Magazines
A miserable Monday for job losses and crunch victims.
USCV: Another big day in the United States for job losses.
- Fort Wayne Community Schools will lay off more than 100 teachers at its school board meeting Monday night.
- CSX are laying off at least 200 employees or 25% of the workforce in Buffalo. Half of the 800 rail cars that go through Frontier Yard every day will now be re-routed to Ohio, Albany, and Syracuse. Fewer cars to work will mean fewer employees are needed.
- At least 561 Downey Savings & Loan workers in Newport Beach will be laid off over the next five months.
- Monahan Filaments is to lay off 54 workers because orders are down more than 50 percent from last year.
- PPG Industries is laying off 110 people at its fiberglass plant in Lexington. The company cited “unfavorable conditions in the global economy” as a reason for the layoffs.

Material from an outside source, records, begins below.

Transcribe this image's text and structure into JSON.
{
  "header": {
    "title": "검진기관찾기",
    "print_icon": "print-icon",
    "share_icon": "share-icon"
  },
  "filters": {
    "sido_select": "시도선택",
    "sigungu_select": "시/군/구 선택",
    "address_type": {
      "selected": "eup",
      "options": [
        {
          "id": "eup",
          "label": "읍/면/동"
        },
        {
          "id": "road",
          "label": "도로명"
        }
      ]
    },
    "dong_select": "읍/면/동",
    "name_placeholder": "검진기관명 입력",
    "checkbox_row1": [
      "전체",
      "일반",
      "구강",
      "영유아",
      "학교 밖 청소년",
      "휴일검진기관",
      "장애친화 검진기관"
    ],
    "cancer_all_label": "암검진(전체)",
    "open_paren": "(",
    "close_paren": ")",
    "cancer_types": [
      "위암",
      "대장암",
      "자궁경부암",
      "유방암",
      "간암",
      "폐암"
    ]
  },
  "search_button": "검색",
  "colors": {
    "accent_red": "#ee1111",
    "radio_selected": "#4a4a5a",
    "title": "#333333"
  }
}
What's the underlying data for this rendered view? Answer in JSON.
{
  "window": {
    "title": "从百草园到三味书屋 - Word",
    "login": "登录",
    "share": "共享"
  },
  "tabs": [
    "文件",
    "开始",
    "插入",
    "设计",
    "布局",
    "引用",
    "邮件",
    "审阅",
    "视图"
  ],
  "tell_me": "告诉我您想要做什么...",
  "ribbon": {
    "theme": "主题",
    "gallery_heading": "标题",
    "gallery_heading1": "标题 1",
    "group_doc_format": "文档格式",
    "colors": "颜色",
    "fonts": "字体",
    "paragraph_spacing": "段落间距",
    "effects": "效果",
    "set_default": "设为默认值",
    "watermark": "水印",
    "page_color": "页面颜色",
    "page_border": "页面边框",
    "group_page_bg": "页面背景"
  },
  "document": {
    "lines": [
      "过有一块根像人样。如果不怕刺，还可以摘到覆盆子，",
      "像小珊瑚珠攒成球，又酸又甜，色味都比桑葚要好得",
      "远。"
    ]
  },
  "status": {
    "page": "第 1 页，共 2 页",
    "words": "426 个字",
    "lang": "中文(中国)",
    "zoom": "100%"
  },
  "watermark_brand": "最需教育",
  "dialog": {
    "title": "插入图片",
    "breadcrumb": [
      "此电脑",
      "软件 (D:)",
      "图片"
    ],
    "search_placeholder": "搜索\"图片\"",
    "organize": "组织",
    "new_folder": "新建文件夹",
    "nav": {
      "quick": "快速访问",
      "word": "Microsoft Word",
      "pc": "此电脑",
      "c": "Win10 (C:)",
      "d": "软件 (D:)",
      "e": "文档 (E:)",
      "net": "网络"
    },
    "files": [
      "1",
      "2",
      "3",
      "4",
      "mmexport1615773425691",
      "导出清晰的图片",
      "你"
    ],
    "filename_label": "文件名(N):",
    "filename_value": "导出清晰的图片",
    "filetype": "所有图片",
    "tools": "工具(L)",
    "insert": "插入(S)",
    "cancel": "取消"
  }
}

General Motors Corp. could be majority owned by the federal government under a massive restructuring plan laid out Monday that will cut 21000 U.S. factory jobs by next year and phase out the storied Pontiac brand.
For Pontiac, the decision means the death of a brand known for its muscle cars including the Trans Am made famous in movies and the GTO, the subject of a nostalgic song by Ronny and the Daytonas.
- Conde Nast Publications Inc. is shuttering the business magazine Portfolio and its Web site, Portfolio.com, and laying off more than 80 people.
- The U.S. Treasury Office of Thrift Supervision will close and 110 employees will be laid off.
- Clearwater Paper is laying off about 50 paperboard employees.
- Hanesbrands Inc. will lay off 500 employees in corporate management and distribution operations to reduce costs.
- Faced with declining revenues and a recession, Riverside County proposed 1000 jobs cuts or roughly 5% of the county workforce — including hundreds of public safety jobs.
- Lucia Mar makes more than 50 job cuts.
- Outdoors outfitter L.L. Bean has notified employees that it plans to lay off 200 to 240 members of its Maine-based work force because of lagging sales.
- The Chicago Tribune is cutting 53 jobs as part of a newsroom reorganization designed to help the newspaper weather the Economic Downturn.
Total losses = 22265
More Monday blues for hundreds of credit crunch victims.

- Park Nicollet Health Services annouced today they were laying off 233 workers and would not be filling another 69 open positions. The reductions which take effect from Friday, represent 1.8 percent of St. Louis Park-based Park Nicollet’s work force. A decline in services has seen investment suffer, although most believe the recession is to blame.
- Georgia-Pacific say they will lay off 39 hourly employees by mid-May.
- General Motors Corp. started firing 1600 white-collar workers Monday in order to qualify for more government loans (doesn’t make sense now does it?). GM has said it will eliminate 47000 jobs worldwide by the end of 2009, but the cuts may go even deeper as the company moves toward its deadline.
- Renewable Environmental Solutions, last month filed for Chapter 11 in bankruptcy court in New York and today laid off about 50 employees at the plant. Read the story.#
- Legg Mason laid off 40 admin and support workers, including 5 at its Baltimore HQ.
- Herbert Smith is to cut up to 84 members of staff from it London office and is also reversing all associate pay bands.
- The DSM chemical plant is cutting 80 people to cut costs, effective at the end of June.
- The Quincy school district announced its second and final round of cuts. 15 employees were honorably dismissed who worked as educational support personal. That includes library staff, computer staff and paraprofessional personal.
- Tele Atlas, a New Hampshire-based company that makes digital maps is laying off 120 employees at its Lebanon headquarters and 140 jobs in North America.
- It has been reported in The Herald Journal that 27 lecturers and research lab workers who have lost their jobs at USU in the latest round of cuts.
- Sun-Times Media Group Inc. has cut about 140 jobs companywide as it tries to trim costs during its bankruptcy reorganization. The cuts, which affected both managers and non-managers, amounted to about 10% of the company’s non-union staff.
- Robert Bosch Corp. announced Monday that 225 workers from its North Charleston plant would be laid off.
Total losses = 2798
No more bunnies for Hugh Hefner as the crunch bites.

Tycoon Hugh Hefner has been advised to cut back on staff at his multi-million dollar glamour empire as it struggles to cope during the global credit cruch. The 83-year-old has been told to lay off some of his staff at his Los Angeles and New York offices as soon as this month or go bankrupt. The news come in line with allegations that two of Hefners top bunnies Holly Madison and Kendra Wilson have been cheating on him. While Holly was snapped getting cosy with magician Criss Angel, Kendra, is reportedly dating football star Hank Baskett.
Total losses: how many playmates are there?